I may ride my bike again this year, or I may not. It doesn’t matter much, as my racing season is surely over. And with the early arrival of winter weather, my thoughts have turned to offseason cross-training options. I like to hike, but I want to make my hikes more challenging without turning them into trail runs.

The simple solution is to hike with a weighted backpack. There’s actually a word for that: rucking. It’s an activity with military roots reaching back to the earliest days of organized armies. Modern armies still march with heavy rucksacks, both in training and in combat. The physical benefits of rucking are so clear that in recent years the activity has gained popularity with civilians looking to increase their fitness. Who wouldn’t want greater aerobic capacity, stronger muscles, and better posture? Rucking offers all of those without the impact of running. We’re talking about functional fitness, not some weight room exercise that looks cool but has little practical value. You might actually have to carry something heavy someday! And unlike so many fitness routines, with rucking there’s no learning curve: just walk.

Rucking also appeals strongly to the cheapskate in me. I paid $3.79 for 40 pounds of wood pellets—the smallest quantity I could buy—and transferred 25 pounds to a barely-used book bag from my children’s elementary school days. I’m considering a repurposed book bag to be fully amortized, so I’m all-in for $3.79! How’s that for a low cost of entry to a healthy new activity?

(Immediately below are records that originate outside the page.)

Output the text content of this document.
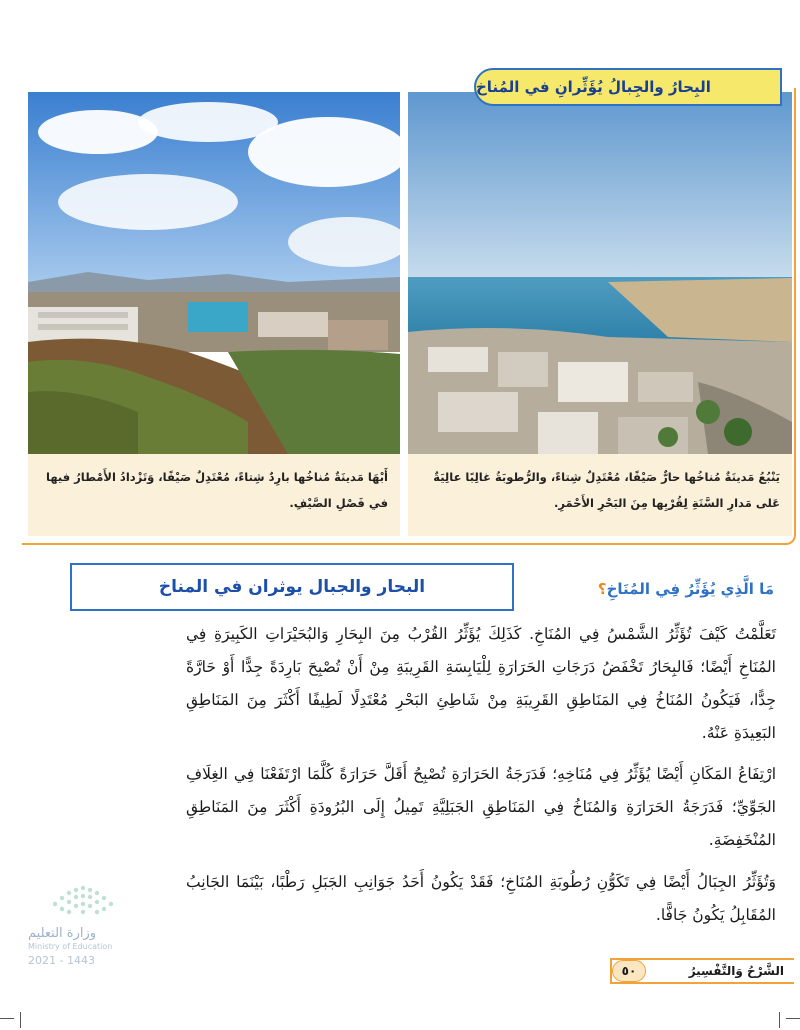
أَبْهَا مَدينَةٌ مُناخُها بارِدٌ شِتاءً، مُعْتَدِلٌ صَيْفًا، وَتَزْدادُ الأَمْطارُ فيها في فَصْلِ الصَّيْفِ.
يَنْبُعُ مَدينَةٌ مُناخُها حارٌّ صَيْفًا، مُعْتَدِلٌ شِتاءً، والرُّطوبَةُ غالِبًا عالِيَةٌ عَلى مَدارِ السَّنَةِ لِقُرْبِها مِنَ البَحْرِ الأَحْمَرِ.
البِحارُ والجِبالُ يُؤَثِّرانِ في المُناخ
مَا الَّذِي يُؤَثِّرُ فِي المُنَاخِ؟
البحار والجبال يوثران في المناخ
تَعَلَّمْتُ كَيْفَ تُؤَثِّرُ الشَّمْسُ فِي المُنَاخِ. كَذَلِكَ يُؤَثِّرُ القُرْبُ مِنَ البِحَارِ وَالبُحَيْرَاتِ الكَبِيرَةِ فِي المُنَاخِ أَيْضًا؛ فَالبِحَارُ تَخْفَضُ دَرَجَاتِ الحَرَارَةِ لِلْيَابِسَةِ القَرِيبَةِ مِنْ أَنْ تُصْبِحَ بَارِدَةً جِدًّا أَوْ حَارَّةً جِدًّا، فَيَكُونُ المُنَاخُ فِي المَنَاطِقِ القَرِيبَةِ مِنْ شَاطِئِ البَحْرِ مُعْتَدِلًا لَطِيفًا أَكْثَرَ مِنَ المَنَاطِقِ البَعِيدَةِ عَنْهُ.
ارْتِفَاعُ المَكَانِ أَيْضًا يُؤَثِّرُ فِي مُنَاخِهِ؛ فَدَرَجَةُ الحَرَارَةِ تُصْبِحُ أَقَلَّ حَرَارَةً كُلَّمَا ارْتَفَعْنَا فِي الغِلَافِ الجَوِّيِّ؛ فَدَرَجَةُ الحَرَارَةِ وَالمُنَاخُ فِي المَنَاطِقِ الجَبَلِيَّةِ تَمِيلُ إِلَى البُرُودَةِ أَكْثَرَ مِنَ المَنَاطِقِ المُنْخَفِضَةِ.
وَتُؤَثِّرُ الجِبَالُ أَيْضًا فِي تَكَوُّنِ رُطُوبَةِ المُنَاخِ؛ فَقَدْ يَكُونُ أَحَدُ جَوَانِبِ الجَبَلِ رَطْبًا، بَيْنَمَا الجَانِبُ المُقَابِلُ يَكُونُ جَافًّا.
وزارة التعليم
Ministry of Education
2021 - 1443
الشَّرْحُ وَالتَّفْسِيرُ
٥٠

There are many ways to weight a backpack. I chose wood pellets not just because they’re super cheap, but also because they’re small and biodegradable. Being small, the wood pellets fill the pack in every dimension. That prevents the weight from shifting, which is a problem if you use something like a weightlifting plate or a couple of bricks. Being biodegradable, the wood pellets will do no harm if the pack ruptures and the contents spill onto the trail. They’re also not food. To avoid the attention of animals and insects, I didn’t want to go with something like rice or dried beans … probably not a concern while I’m in motion, but it could be an issue when the pack is in storage.

I mentioned last year that on a couple of hikes I was probably going too hard for the friends who accompanied me. Adding weight is going to make my effort harder at the same speed. Soldiers carry considerably more than the 25 pounds I’m using. Perhaps someday I will get a bigger rucksack and go heavier, but I have to experiment first. My chief concern is that my frequently damaged left shoulder will fatigue under the weight. I did my first ruck march on November 9 and my second on November 15. Each was 40 minutes on the Eisenbahn State Trail, through a subdivision, and around Forest View Park. The terrain wasn’t strenuous and the shoulder held up, but I could feel the extra strain the weight was putting on my hips and knees.

I went hiking again today: 2 hours, 15 minutes on the Ice Age Trail from Ridge Run Park down to Paradise Drive and back. But I gave the rucksack a rest. I didn’t trust my left shoulder to hold up that long, and I didn’t want to throw off my center of gravity on a day when the trail was sure to be slippery. In the week to come I will experiment with at least one 1-hour ruck march. If the shoulder still feels good over that duration, then I’ll try 90 minutes. Like any new workout, rucking comes with a break-in period and for a while I’ll be giving my body an unfamiliar challenge. But that’s the point. Let’s find the weak spots and make them strong.